[media-credit name=’JEFF SCHORFHEIDE/Herald photo’ align=’alignright’ width=’336′][/media-credit]
The Madison Police Department laid out a plan Thursday night to bring safety measures at the upcoming Mifflin Street Block Party “back to basics.”
According to Lt. Mark Brown, “Lock your windows, lock your doors and lock your valuables,” are three messages police want to emphasize for Mifflin and Bassett street and West Washington Avenue residents May 3, when thousands of University of Wisconsin students will take to the streets to party.
“It’s just amazing how many people will leave expensive laptops laying around when they’ve got a hundred people in their house they don’t even know,” Brown said at the Downtown Coordinating Committee meeting.
Residential and commercial burglaries have been a prevalent issue for MPD this year, with about 30 incidents reported to police since March 1.
Ald. Eli Judge, District 8, also a UW junior, said he will work with Brown to get the safety messages out to the masses at Mifflin. Judge said it’s challenging to communicate the warning to students without “sounding like mom and dad.”
“We need more unique ways to translate the message you’ve been hearing since you were a kid,” Judge said.
An effective technique Brown said police have used in previous years at Mifflin is walking up and down the street just talking with people. Brown added he introduces himself as Mark rather than Lt. Brown to make students more comfortable.
“It puts a name with a face,” Brown said. “The kids like to have their pictures taken with the cops.”
In the 20 years Brown has worked for the MPD, he said the last four to five block parties have “gotten progressively better.”

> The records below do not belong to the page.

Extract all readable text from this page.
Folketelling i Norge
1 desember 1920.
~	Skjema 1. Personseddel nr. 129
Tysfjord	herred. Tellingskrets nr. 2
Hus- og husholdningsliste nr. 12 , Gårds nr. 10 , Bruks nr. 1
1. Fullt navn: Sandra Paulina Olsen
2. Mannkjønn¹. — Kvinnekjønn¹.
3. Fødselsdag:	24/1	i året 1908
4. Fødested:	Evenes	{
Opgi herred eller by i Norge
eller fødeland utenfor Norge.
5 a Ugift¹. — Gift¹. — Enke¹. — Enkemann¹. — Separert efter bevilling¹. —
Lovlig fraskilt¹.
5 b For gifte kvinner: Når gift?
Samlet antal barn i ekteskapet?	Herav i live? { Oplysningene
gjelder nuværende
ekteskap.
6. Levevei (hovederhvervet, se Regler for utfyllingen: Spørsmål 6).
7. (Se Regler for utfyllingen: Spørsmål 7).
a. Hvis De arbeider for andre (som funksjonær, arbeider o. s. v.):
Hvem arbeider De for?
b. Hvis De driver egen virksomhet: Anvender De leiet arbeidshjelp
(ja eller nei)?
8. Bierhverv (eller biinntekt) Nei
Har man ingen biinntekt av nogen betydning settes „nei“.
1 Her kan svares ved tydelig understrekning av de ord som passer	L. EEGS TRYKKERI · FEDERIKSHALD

In 2007, Brown said Mifflin residents followed police instruction and turned off their music at 8 p.m., adding, “It was dusty quiet.”
Rosemary Lee, a member of the DCC and long-time Madison resident, said with “more and more older people like me” present it helps keep the peace at the party, which has seen outbreaks of violence in past years.
Brown said awareness of safety precautions is extremely important this year as the community is on edge in wake of the April 2 homicide of UW junior Brittany Zimmermann in her nearby West Doty Street home.
“A lot of cops take this one very personal,” Brown said. “Whatever I can do to get the message out, please, please, please lock your doors. Don’t make it easier for people to get in your house.”
Judge said he has noticed the UW community “looking out for each other more than ever.” If he walks home late at night alone, he said people come up to him asking if he wants someone to walk with.
“If there’s any silver lining to this terrible tragedy, it seems to have really started a discussion (about safety) that we’ve needed to have for years,” Judge said.